Here's the trick: Gmail treats versions with and without dots of an address as one and the same. So first.last@gmail.com is the same thing as firstlast@gmail.com or even f.i.r.s.t.l.a.s.t@gmail.com. Everything ends up in the same inbox. Mine.

But websites and online stores are, for the most part, clueless. For them, first.last and firstlast are two completely separate, autonomous entities, and they'll happily create a new account and honor the order placed (and paid for) by the "impostor" – the only problem is they should validate control over the address through a token link or OTP code. But why add friction to the sales process? Money is floating in the air, and email verification is a minor detail that just gets in the way.

And so I became the owner of firstlast@gmail.com's correspondence – a digital double with fetishes for teenagers on dating sites and online casinos. Uninvited, unasked, slightly amused.

Welcome to your digital life. I'll be your guide.

It's quite a strange feeling when you check your email with your own login credentials and discover bills in your name, but in other cities – or even other countries. This is where the truly inexplicable begins: the individual who gives my email address as their own has also recommended it to family. I've received emails for their uncle, their wife, and at one point, even for the family dog.

In this bizarre correspondence, I've come across all kinds of identity documents. Home addresses. Insurance policies. Birth dates. I've been one thought away from initiating SIM swaps or account resets. Ethically, it's not right to do it. Legally, not so much either. But let's be honest: if I were a malicious person, I could take over a large part of their online lives (and eminently, their physical ones too, because nothing hurts physically more than a luxury upgrade to your phone subscription, Netflix, or whatever services you have associated with that email, dude).

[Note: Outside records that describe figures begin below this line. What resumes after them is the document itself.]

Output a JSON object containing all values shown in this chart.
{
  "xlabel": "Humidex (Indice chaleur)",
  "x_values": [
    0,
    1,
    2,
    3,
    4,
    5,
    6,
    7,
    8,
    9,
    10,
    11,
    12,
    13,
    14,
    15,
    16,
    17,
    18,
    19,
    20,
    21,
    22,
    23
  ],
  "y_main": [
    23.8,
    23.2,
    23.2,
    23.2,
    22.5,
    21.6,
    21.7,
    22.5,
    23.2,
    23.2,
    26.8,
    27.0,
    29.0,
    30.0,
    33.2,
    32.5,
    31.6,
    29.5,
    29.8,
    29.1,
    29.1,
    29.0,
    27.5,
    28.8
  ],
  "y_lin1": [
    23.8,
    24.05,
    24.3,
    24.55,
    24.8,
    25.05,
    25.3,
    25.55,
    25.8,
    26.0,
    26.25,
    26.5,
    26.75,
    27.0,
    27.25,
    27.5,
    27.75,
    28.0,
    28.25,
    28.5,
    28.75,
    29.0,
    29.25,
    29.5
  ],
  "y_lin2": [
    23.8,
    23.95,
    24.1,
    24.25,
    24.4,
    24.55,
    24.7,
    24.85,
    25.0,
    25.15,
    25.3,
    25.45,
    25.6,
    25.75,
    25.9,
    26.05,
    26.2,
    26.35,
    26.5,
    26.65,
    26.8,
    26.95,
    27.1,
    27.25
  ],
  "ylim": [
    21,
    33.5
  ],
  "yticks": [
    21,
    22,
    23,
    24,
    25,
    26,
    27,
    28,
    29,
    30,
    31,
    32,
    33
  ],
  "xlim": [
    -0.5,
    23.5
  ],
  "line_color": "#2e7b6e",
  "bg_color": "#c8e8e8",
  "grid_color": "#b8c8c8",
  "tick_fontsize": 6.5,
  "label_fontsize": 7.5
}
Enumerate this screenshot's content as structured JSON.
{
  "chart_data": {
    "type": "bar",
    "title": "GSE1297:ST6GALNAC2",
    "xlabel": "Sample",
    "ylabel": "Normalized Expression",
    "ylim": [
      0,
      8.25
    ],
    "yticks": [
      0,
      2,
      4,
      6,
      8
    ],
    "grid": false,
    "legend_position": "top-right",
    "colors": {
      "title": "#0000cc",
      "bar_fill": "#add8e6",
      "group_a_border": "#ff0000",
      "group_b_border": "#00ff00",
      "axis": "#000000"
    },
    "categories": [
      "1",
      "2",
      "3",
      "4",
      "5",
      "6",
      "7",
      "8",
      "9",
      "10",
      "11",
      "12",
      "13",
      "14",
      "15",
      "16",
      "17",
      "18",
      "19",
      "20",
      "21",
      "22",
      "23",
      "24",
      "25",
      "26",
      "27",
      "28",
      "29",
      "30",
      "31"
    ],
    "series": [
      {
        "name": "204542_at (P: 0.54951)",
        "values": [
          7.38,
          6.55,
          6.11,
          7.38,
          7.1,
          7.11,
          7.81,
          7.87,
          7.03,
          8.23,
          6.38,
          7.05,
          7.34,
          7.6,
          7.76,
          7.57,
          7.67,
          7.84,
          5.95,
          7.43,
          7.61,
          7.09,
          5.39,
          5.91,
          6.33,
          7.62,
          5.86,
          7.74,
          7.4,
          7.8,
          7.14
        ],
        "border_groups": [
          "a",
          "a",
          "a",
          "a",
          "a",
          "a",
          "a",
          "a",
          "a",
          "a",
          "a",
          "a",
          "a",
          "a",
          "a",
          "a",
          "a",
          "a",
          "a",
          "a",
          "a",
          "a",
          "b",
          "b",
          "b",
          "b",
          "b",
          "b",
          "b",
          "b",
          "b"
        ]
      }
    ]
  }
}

This whole thing is like a phishing campaign where the victim voluntarily gives you all their data and asks if you want a blowjob on the side. It's not social engineering. It's not malware either. Just poorly managed identity and zero understanding of how email addresses work.

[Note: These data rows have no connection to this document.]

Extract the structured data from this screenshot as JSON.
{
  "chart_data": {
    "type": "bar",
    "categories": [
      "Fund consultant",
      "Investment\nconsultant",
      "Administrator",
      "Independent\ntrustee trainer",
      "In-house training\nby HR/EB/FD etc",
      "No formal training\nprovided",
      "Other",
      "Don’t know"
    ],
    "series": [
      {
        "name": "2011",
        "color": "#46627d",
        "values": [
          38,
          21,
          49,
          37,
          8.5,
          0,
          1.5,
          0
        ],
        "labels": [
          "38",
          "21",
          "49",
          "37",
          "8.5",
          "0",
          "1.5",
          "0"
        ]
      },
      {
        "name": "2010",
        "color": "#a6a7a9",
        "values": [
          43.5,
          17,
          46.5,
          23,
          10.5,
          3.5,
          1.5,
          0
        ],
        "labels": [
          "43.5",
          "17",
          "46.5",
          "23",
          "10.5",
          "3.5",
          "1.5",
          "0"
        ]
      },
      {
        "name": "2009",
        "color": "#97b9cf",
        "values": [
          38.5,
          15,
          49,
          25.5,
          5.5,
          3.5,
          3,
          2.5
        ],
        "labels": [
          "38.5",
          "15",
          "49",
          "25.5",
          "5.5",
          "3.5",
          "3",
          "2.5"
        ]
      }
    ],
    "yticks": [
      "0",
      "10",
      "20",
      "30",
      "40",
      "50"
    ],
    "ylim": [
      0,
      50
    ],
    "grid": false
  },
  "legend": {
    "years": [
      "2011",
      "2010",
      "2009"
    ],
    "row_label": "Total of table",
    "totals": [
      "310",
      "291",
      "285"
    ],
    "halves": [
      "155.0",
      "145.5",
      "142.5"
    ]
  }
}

I tried to help. It didn't work.

At first, I tried to cancel orders. I replied to vendors: "This email address doesn't reach the person you're targeting." I begged an auto insurance company to delete the account. Some complied. Others sent me new offers. At one point, I was receiving monthly bills for someone else's life insurance. If that guy dies, do I get the money?

Eventually, I gave up. Now I observe from the shadows the movements and online preferences of (at least) one individual who bears my name and who also covets my email address.

So what do we do now?

This whole story is more than an amusing anomaly. It's a warning. A good part of the population exists quite well on this planet convinced they own inboxes that don't belong to them, creating accounts, uploading documents, ordering scooter parts – all while ceding digital control to strangers.

And Gmail? There's no way it can help you. There's no "report mistaken identity" button. You can't block variants of your address. The system works exactly as it was designed. And that's the scariest part.

What you could do (and what I will NOT do)

Technically speaking, I could take over their accounts. Reset passwords. Change their delivery addresses. Cancel insurance policies. But I don't. Not because I'm a model citizen, but because I don't have time for that. I can barely read (and sometimes respond to) my own emails.

But all this chaos underlines how fragile online identity is. One mistake in an email field during registration and you've handed your life over to someone else.